We have previously discussed some evidence that certain aspects of ancient Egyptian belief seem to have been directly preserved in Buddhist monasticism in China and other places east of Egypt. With this in mind, it seems very significant that certain lines of Esoteric Taoism teach that the sutures of the skull are extremely important, and that cultivation of meditative practices and internal energy can actually cause them to loosen.
For example, Taoist master Mantak Chia has authored numerous books which discuss the bones of the skull and the importance of the sutures. See, for example, the illustration on page 111 of his book Taoist Astral Healing: Chi Kung Healing Practices Using Star and Planet Energies. There and in the pages preceding and following it he explains the Taoist connections between the five major bones of the upper skull (frontal, sphenoid, left and right parietal, and occipital).
In Cosmic Healing II: Taoist Cosmology and Universal Healing Connections, he says: "The whole cranial system is a big antenna and transmitter of information to all the different energy levels in the body. [. . .] The suture lines in the cranial system form zigzag pointed protrusions that have a function in receiving stellar vibrations. From these structures, subtle energy information channels spread out through the whole body" (177-178). Before dismissing such assertions as "unscientific" or "unproven," recall the previous post pointing to recent studies that appear to confirm that very experienced monks are able to turn on massive amounts of brain gamma waves which untrained brains are not able to generate.
Mr. Chia also writes elsewhere that "the sutures atop the skull of advanced adepts often loosen. [. . .] The practices advocated herein may allow one to regain part of the prodigious learning and regenerative powers of the child. The only humans with loose skull sutures are the evolved adept and the infant" (Taoist Secrets of Love, 125).
That statement about "the only humans with loose skull sutures" is striking, given what doctors who have examined Akhenaten's skull seem to report. While some seek to assign a pathological condition to Akhenaten, is it possible that he was not diseased at all but was practicing techniques which would later be preserved within the esoteric knowledge of Taoism?

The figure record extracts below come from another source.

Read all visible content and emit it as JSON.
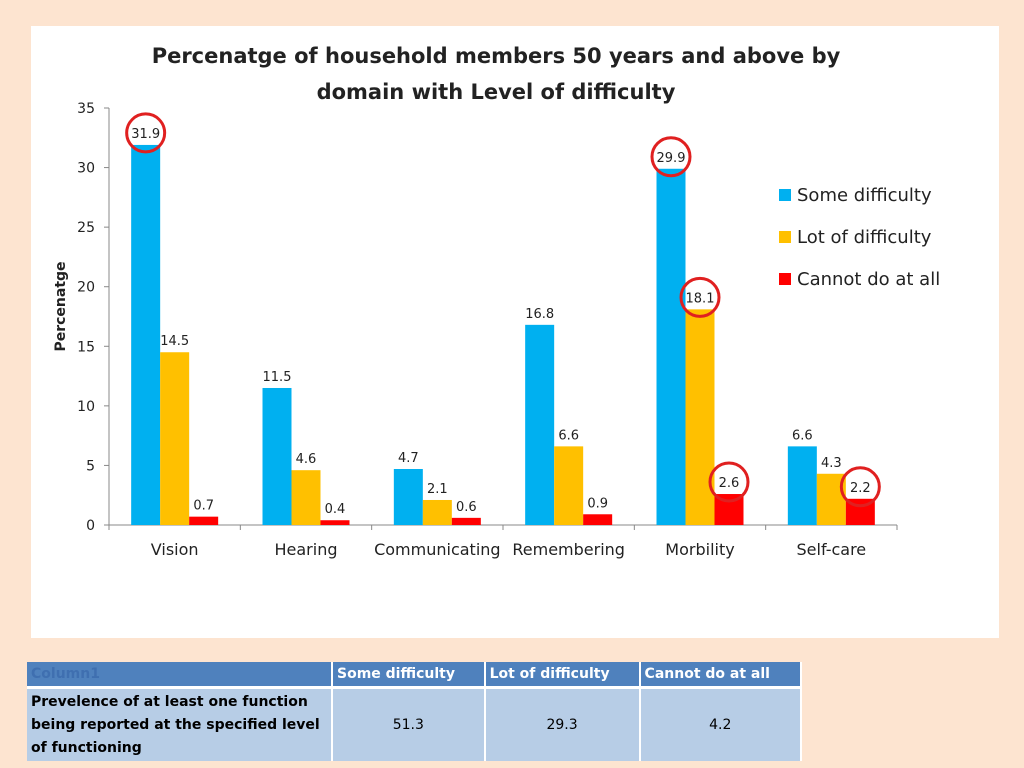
{
  "chart_data": {
    "type": "bar",
    "title_line1": "Percenatge of household members 50 years and above by",
    "title_line2": "domain with Level of difficulty",
    "ylabel": "Percenatge",
    "xlabel": "",
    "ylim": [
      0,
      35
    ],
    "yticks": [
      0,
      5,
      10,
      15,
      20,
      25,
      30,
      35
    ],
    "categories": [
      "Vision",
      "Hearing",
      "Communicating",
      "Remembering",
      "Morbility",
      "Self-care"
    ],
    "series": [
      {
        "name": "Some difficulty",
        "color": "#00b0f0",
        "values": [
          31.9,
          11.5,
          4.7,
          16.8,
          29.9,
          6.6
        ]
      },
      {
        "name": "Lot of difficulty",
        "color": "#ffc000",
        "values": [
          14.5,
          4.6,
          2.1,
          6.6,
          18.1,
          4.3
        ]
      },
      {
        "name": "Cannot do at all",
        "color": "#ff0000",
        "values": [
          0.7,
          0.4,
          0.6,
          0.9,
          2.6,
          2.2
        ]
      }
    ],
    "legend_position": "right",
    "highlight_circle_color": "#e02020",
    "highlighted_points": [
      {
        "series": 0,
        "category": 0
      },
      {
        "series": 0,
        "category": 4
      },
      {
        "series": 1,
        "category": 4
      },
      {
        "series": 2,
        "category": 4
      },
      {
        "series": 2,
        "category": 5
      }
    ]
  },
  "table": {
    "headers": [
      "Column1",
      "Some difficulty",
      "Lot of difficulty",
      "Cannot do at all"
    ],
    "row_label": "Prevelence of at least one function being reported at the specified level of functioning",
    "values": [
      "51.3",
      "29.3",
      "4.2"
    ]
  }
}
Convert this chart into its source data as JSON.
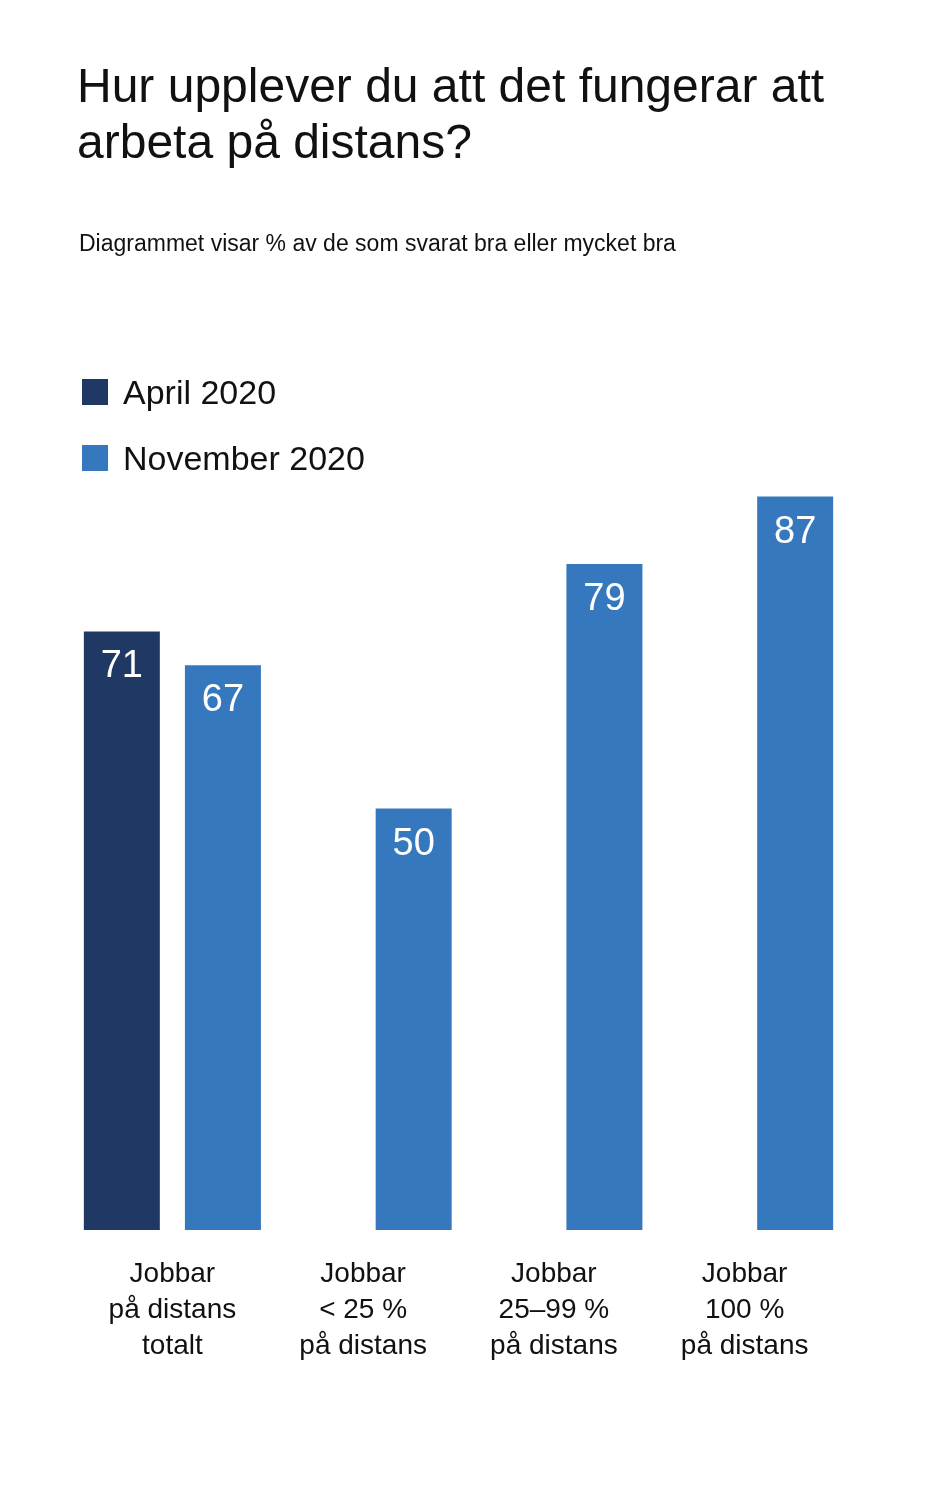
{
  "chart_data": {
    "type": "bar",
    "title": "Hur upplever du att det fungerar att arbeta på distans?",
    "subtitle": "Diagrammet visar % av de som svarat bra eller mycket bra",
    "categories": [
      "Jobbar\npå distans\ntotalt",
      "Jobbar\n< 25 %\npå distans",
      "Jobbar\n25–99 %\npå distans",
      "Jobbar\n100 %\npå distans"
    ],
    "series": [
      {
        "name": "April 2020",
        "color": "#1f3864",
        "values": [
          71,
          null,
          null,
          null
        ]
      },
      {
        "name": "November 2020",
        "color": "#3578be",
        "values": [
          67,
          50,
          79,
          87
        ]
      }
    ],
    "data_labels": true,
    "legend": "top left"
  }
}
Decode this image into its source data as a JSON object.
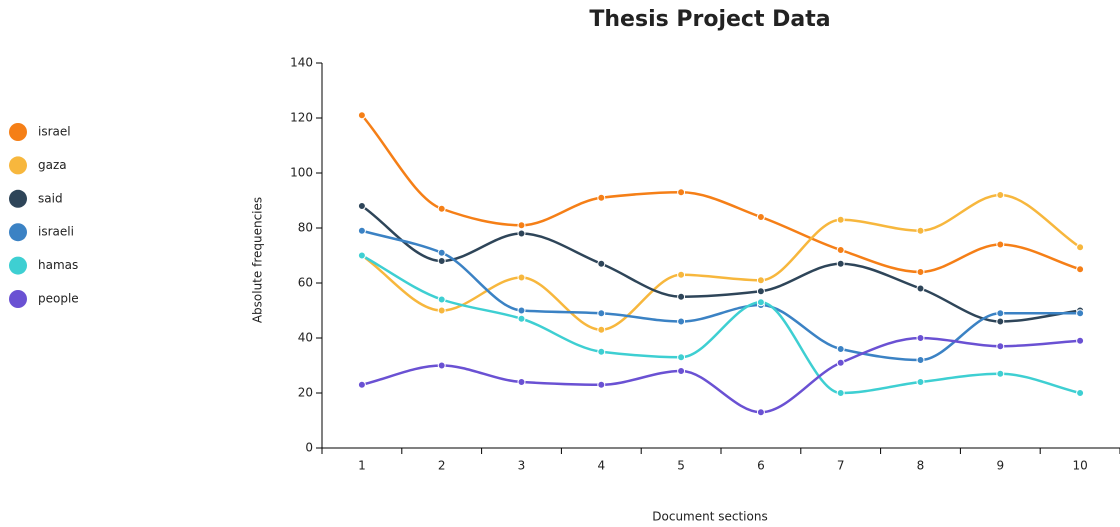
{
  "chart_data": {
    "type": "line",
    "title": "Thesis Project Data",
    "x_label": "Document sections",
    "y_label": "Absolute frequencies",
    "categories": [
      "1",
      "2",
      "3",
      "4",
      "5",
      "6",
      "7",
      "8",
      "9",
      "10"
    ],
    "series": [
      {
        "name": "israel",
        "color": "#f57f17",
        "values": [
          121,
          87,
          81,
          91,
          93,
          84,
          72,
          64,
          74,
          65
        ]
      },
      {
        "name": "gaza",
        "color": "#f7b73d",
        "values": [
          70,
          50,
          62,
          43,
          63,
          61,
          83,
          79,
          92,
          73
        ]
      },
      {
        "name": "said",
        "color": "#2e4559",
        "values": [
          88,
          68,
          78,
          67,
          55,
          57,
          67,
          58,
          46,
          50
        ]
      },
      {
        "name": "israeli",
        "color": "#3b82c4",
        "values": [
          79,
          71,
          50,
          49,
          46,
          52,
          36,
          32,
          49,
          49
        ]
      },
      {
        "name": "hamas",
        "color": "#3ecfd2",
        "values": [
          70,
          54,
          47,
          35,
          33,
          53,
          20,
          24,
          27,
          20
        ]
      },
      {
        "name": "people",
        "color": "#6a51d3",
        "values": [
          23,
          30,
          24,
          23,
          28,
          13,
          31,
          40,
          37,
          39
        ]
      }
    ],
    "ylim": [
      0,
      140
    ],
    "yticks": [
      0,
      20,
      40,
      60,
      80,
      100,
      120,
      140
    ],
    "legend": "left"
  }
}
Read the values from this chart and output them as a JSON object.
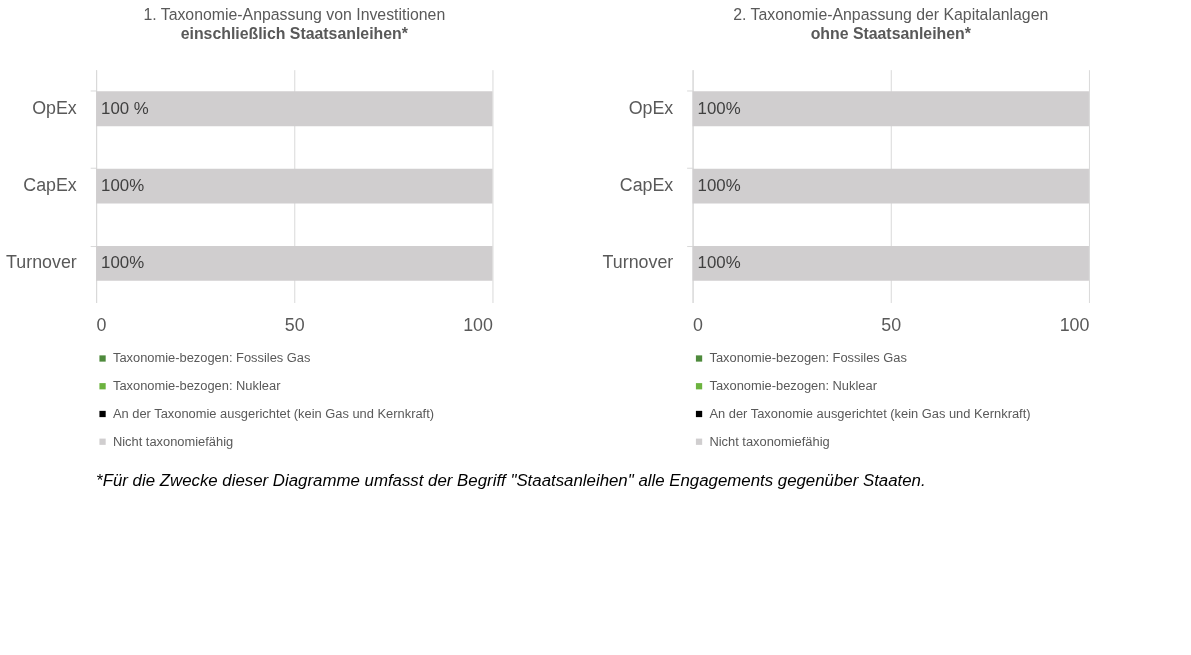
{
  "chart_data": [
    {
      "type": "bar",
      "orientation": "horizontal",
      "title": "1. Taxonomie-Anpassung von Investitionen",
      "subtitle": "einschließlich Staatsanleihen*",
      "categories": [
        "OpEx",
        "CapEx",
        "Turnover"
      ],
      "series": [
        {
          "name": "Taxonomie-bezogen: Fossiles Gas",
          "color": "#4e8a3c",
          "values": [
            0,
            0,
            0
          ]
        },
        {
          "name": "Taxonomie-bezogen: Nuklear",
          "color": "#6cb33f",
          "values": [
            0,
            0,
            0
          ]
        },
        {
          "name": "An der Taxonomie ausgerichtet (kein Gas und Kernkraft)",
          "color": "#000000",
          "values": [
            0,
            0,
            0
          ]
        },
        {
          "name": "Nicht taxonomiefähig",
          "color": "#d0cecf",
          "values": [
            100,
            100,
            100
          ],
          "value_labels": [
            "100 %",
            "100%",
            "100%"
          ]
        }
      ],
      "xlim": [
        0,
        100
      ],
      "xticks": [
        0,
        50,
        100
      ],
      "grid": "x",
      "legend": "bottom",
      "annotations": [
        "*Für die Zwecke dieser Diagramme umfasst der Begriff \"Staatsanleihen\" alle Engagements gegenüber Staaten."
      ]
    },
    {
      "type": "bar",
      "orientation": "horizontal",
      "title": "2.  Taxonomie-Anpassung der Kapitalanlagen",
      "subtitle": "ohne Staatsanleihen*",
      "categories": [
        "OpEx",
        "CapEx",
        "Turnover"
      ],
      "series": [
        {
          "name": "Taxonomie-bezogen: Fossiles Gas",
          "color": "#4e8a3c",
          "values": [
            0,
            0,
            0
          ]
        },
        {
          "name": "Taxonomie-bezogen: Nuklear",
          "color": "#6cb33f",
          "values": [
            0,
            0,
            0
          ]
        },
        {
          "name": "An der Taxonomie ausgerichtet (kein Gas und Kernkraft)",
          "color": "#000000",
          "values": [
            0,
            0,
            0
          ]
        },
        {
          "name": "Nicht taxonomiefähig",
          "color": "#d0cecf",
          "values": [
            100,
            100,
            100
          ],
          "value_labels": [
            "100%",
            "100%",
            "100%"
          ]
        }
      ],
      "xlim": [
        0,
        100
      ],
      "xticks": [
        0,
        50,
        100
      ],
      "grid": "x",
      "legend": "bottom"
    }
  ]
}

The ancient Egyptians were certainly aware of the skull sutures, and in fact R.A. Schwaller de Lubicz noted the similarity in form between the ubiquitous Egyptian depictions of the scarab and the sutures of the human skull when viewed from above (see image above, as well as discussion in John Anthony West's Serpent in the Sky, page 97). In light of this connection, the Egyptians may well have had an inkling of the importance that Taoism also teaches regarding the sutures in the skull.
These connections are fascinating to consider.